Hem Cumhurbaşkanlığı seçimleri daha sonra da Cumhurbaşkanlığı referandumunda o kadar çok yanılan büyük isim oldu ki, bir kısmı mesleği bıraktı.
***
O zamandan bu yana anket şirketlerinin sonuçlarından en çok şikâyet eden parti MHP… 2021 senesinde MHP, anket şirketlerinin sınırlandırılmasına dair bir yasa tasarısı hazırladı. MHP, “Şirketler kimden para almış, kaç para almış, anketi neden yapmış açıklasın” diyordu. Yasa tasarısı hazırlandı ama genel kurula gelmedi. O dönem MHP’li Feti Yıldız, şöyle diyordu “Evde oturuyorlar. Siyasetten ekonomiye her alanda kamuoyunun nabzını tuttuklarını iddia ediyorlar. Veri ürettiklerini söylüyorlar. Bunun adı sahteciliktir.”

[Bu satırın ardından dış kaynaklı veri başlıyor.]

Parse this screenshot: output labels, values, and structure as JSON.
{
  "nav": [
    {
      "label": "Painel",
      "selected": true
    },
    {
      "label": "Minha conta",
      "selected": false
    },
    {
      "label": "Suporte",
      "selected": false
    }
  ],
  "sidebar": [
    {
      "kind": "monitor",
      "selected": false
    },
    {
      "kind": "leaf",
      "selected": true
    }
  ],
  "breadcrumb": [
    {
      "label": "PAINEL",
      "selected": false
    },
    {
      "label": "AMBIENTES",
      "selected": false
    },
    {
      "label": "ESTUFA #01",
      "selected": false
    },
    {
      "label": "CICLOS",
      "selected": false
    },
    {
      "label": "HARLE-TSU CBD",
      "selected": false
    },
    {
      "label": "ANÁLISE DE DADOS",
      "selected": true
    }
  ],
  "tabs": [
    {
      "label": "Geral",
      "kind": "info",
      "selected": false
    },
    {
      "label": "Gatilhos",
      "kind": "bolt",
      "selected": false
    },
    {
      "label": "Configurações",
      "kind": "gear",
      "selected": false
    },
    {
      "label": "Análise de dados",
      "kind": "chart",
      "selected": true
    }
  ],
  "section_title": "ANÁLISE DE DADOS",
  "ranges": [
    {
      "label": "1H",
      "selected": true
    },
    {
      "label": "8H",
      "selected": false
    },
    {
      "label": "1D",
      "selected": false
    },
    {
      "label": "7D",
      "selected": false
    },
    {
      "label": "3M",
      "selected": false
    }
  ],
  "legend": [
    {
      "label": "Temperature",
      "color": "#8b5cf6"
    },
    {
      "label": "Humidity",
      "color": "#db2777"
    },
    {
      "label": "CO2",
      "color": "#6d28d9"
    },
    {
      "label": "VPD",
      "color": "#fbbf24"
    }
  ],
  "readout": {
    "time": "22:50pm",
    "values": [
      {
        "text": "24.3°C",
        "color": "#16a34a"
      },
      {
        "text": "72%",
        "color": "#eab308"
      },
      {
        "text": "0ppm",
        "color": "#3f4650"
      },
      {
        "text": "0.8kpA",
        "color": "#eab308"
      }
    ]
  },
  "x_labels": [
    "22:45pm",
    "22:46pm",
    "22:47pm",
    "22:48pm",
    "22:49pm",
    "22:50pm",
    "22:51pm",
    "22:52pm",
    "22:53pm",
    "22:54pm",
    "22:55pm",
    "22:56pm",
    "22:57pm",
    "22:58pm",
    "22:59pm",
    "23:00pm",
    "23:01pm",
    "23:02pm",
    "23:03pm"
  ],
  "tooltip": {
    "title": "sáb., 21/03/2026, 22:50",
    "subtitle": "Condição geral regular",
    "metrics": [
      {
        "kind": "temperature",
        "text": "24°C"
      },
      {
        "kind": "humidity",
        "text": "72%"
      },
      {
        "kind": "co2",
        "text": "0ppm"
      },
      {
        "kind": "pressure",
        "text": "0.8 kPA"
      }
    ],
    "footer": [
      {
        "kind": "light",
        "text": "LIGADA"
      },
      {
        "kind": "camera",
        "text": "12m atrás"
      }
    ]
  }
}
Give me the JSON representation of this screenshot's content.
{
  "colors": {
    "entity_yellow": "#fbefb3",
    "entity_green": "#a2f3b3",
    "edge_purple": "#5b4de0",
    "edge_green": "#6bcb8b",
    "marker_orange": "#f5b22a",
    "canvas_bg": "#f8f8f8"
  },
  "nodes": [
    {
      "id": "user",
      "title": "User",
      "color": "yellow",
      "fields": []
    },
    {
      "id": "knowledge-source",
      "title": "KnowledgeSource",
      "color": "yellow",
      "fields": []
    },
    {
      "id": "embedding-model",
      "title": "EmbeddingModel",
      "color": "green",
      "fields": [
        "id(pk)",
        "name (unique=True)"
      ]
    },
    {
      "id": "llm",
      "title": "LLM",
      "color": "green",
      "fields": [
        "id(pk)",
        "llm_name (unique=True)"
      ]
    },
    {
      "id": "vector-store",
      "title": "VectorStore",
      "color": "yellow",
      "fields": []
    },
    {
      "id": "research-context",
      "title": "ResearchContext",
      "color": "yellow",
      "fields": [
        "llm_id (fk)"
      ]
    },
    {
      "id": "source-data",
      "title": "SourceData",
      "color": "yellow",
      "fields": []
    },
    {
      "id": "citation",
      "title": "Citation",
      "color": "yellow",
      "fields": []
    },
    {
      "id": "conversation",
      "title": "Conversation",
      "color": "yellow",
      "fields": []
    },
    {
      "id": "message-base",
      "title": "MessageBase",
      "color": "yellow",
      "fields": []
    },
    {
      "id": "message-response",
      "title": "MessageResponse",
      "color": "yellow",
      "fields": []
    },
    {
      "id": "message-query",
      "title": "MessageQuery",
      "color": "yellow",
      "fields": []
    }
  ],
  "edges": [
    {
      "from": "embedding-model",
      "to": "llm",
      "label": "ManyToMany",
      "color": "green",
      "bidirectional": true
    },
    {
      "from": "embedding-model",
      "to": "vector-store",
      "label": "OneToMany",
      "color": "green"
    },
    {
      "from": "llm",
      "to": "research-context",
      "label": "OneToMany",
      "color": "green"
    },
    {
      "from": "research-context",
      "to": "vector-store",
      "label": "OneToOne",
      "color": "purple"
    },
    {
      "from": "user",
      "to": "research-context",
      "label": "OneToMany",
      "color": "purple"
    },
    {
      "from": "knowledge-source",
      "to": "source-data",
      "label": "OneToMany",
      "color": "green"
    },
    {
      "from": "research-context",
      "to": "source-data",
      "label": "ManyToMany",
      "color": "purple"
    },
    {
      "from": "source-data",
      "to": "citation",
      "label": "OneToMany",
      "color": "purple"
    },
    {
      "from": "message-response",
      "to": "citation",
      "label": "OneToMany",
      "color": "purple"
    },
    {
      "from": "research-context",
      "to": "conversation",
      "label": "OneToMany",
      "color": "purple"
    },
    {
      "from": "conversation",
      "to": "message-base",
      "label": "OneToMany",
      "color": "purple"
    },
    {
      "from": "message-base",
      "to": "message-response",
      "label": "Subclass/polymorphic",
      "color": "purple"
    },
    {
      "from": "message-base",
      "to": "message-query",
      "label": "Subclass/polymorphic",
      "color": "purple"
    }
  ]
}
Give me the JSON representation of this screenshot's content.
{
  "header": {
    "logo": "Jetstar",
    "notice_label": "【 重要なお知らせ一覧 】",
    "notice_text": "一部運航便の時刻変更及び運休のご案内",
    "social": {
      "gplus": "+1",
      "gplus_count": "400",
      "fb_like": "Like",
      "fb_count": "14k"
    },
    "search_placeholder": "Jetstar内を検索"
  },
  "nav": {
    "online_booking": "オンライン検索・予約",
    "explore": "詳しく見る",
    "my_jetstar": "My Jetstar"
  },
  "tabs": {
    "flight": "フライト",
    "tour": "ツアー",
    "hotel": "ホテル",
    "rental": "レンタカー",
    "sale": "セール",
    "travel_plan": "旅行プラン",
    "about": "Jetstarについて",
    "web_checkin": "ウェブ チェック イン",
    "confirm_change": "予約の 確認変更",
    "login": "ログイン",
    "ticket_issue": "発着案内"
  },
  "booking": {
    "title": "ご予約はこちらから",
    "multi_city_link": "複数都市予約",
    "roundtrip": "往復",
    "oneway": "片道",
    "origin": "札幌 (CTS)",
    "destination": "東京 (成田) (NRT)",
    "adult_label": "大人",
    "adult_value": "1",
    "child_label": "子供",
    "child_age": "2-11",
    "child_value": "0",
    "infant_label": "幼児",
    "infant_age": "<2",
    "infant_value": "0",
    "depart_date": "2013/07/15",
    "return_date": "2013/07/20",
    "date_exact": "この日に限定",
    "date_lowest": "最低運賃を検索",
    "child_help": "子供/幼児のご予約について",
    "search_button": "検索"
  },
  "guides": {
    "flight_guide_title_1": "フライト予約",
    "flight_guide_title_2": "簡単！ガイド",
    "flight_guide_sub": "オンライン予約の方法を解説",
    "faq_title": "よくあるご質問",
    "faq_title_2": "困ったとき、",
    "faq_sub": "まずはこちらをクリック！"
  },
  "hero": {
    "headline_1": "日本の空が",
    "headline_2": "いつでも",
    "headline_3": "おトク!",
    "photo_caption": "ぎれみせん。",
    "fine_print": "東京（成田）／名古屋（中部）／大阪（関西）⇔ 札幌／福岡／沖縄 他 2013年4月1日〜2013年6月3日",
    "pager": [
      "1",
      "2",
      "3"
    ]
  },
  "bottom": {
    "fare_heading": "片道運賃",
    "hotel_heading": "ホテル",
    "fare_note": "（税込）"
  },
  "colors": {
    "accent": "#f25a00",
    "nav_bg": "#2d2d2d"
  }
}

Araya zaman girdi. Geldik 2025’e.
Bahçeli’nin yol açıcılığını üstlendiği terörsüz Türkiye süreci MHP’nin seçmenini sarsmış olacak ki, anketlerden MHP’nin hoşuna gitmeyen sonuçlar gelmeye başladı. Bu sefer MHP Genel Başkan Yardımcısı İsmail Özdemir, bazı anket şirketlerinin açıkladığı verilere tepki gösterdi. “Anket şirketlerinin MHP yaklaşımı trajikomik” dedi. Daha önce hazırladıkları yasa tasarısını hatırlattı.
KKTC’de kara komedi
MHP’nin rakamlarını bilemem ama asıl kara komedi pek çok anket şirketi açısından KKTC seçim sonuçlarında yaşandı. Özdemir, Optimar ve GENAR şirketleri feci halde yanıldı. Açıkladıkları sonuçla sandıktan çıkan sonuç arasında 10 puan fark var.
Peki neden böyle oldu. Anket şirketlerinin Türkiye’nin bütün illeri ve KKTC’de çalışan elemanları yok. Bu çok maliyetli bir çalışma biçimi olurdu. Dolayısıyla bu işi yapan taşeronlar var. Hatta hemen hemen tüm piyasanın çalıştığı bir taşeron var. Bu anketleri çoğu zaman telefonla yapıyorlar. Call center gibi, genç insanlar telefon başında oturuyor, arka arkaya farklı şirketler için anket yapıyor. Aynı ekip her bir şirkete farklı sonuç buluyor.
Böyle çalışmayan anket şirketleri de var. Ama sayıları az.
Anket şirketlerinin bir kısmının görevi zaten halkı manipüle etmek. Yani adına çalıştıkları bir partiyi aşırı yüksek gösterip tabanı konsolide etmek. Bir kısmı cidden beceriksiz. Feti Yıldız’ın dediği gibi: “Oturduğu yerde atıyor tutuyor.”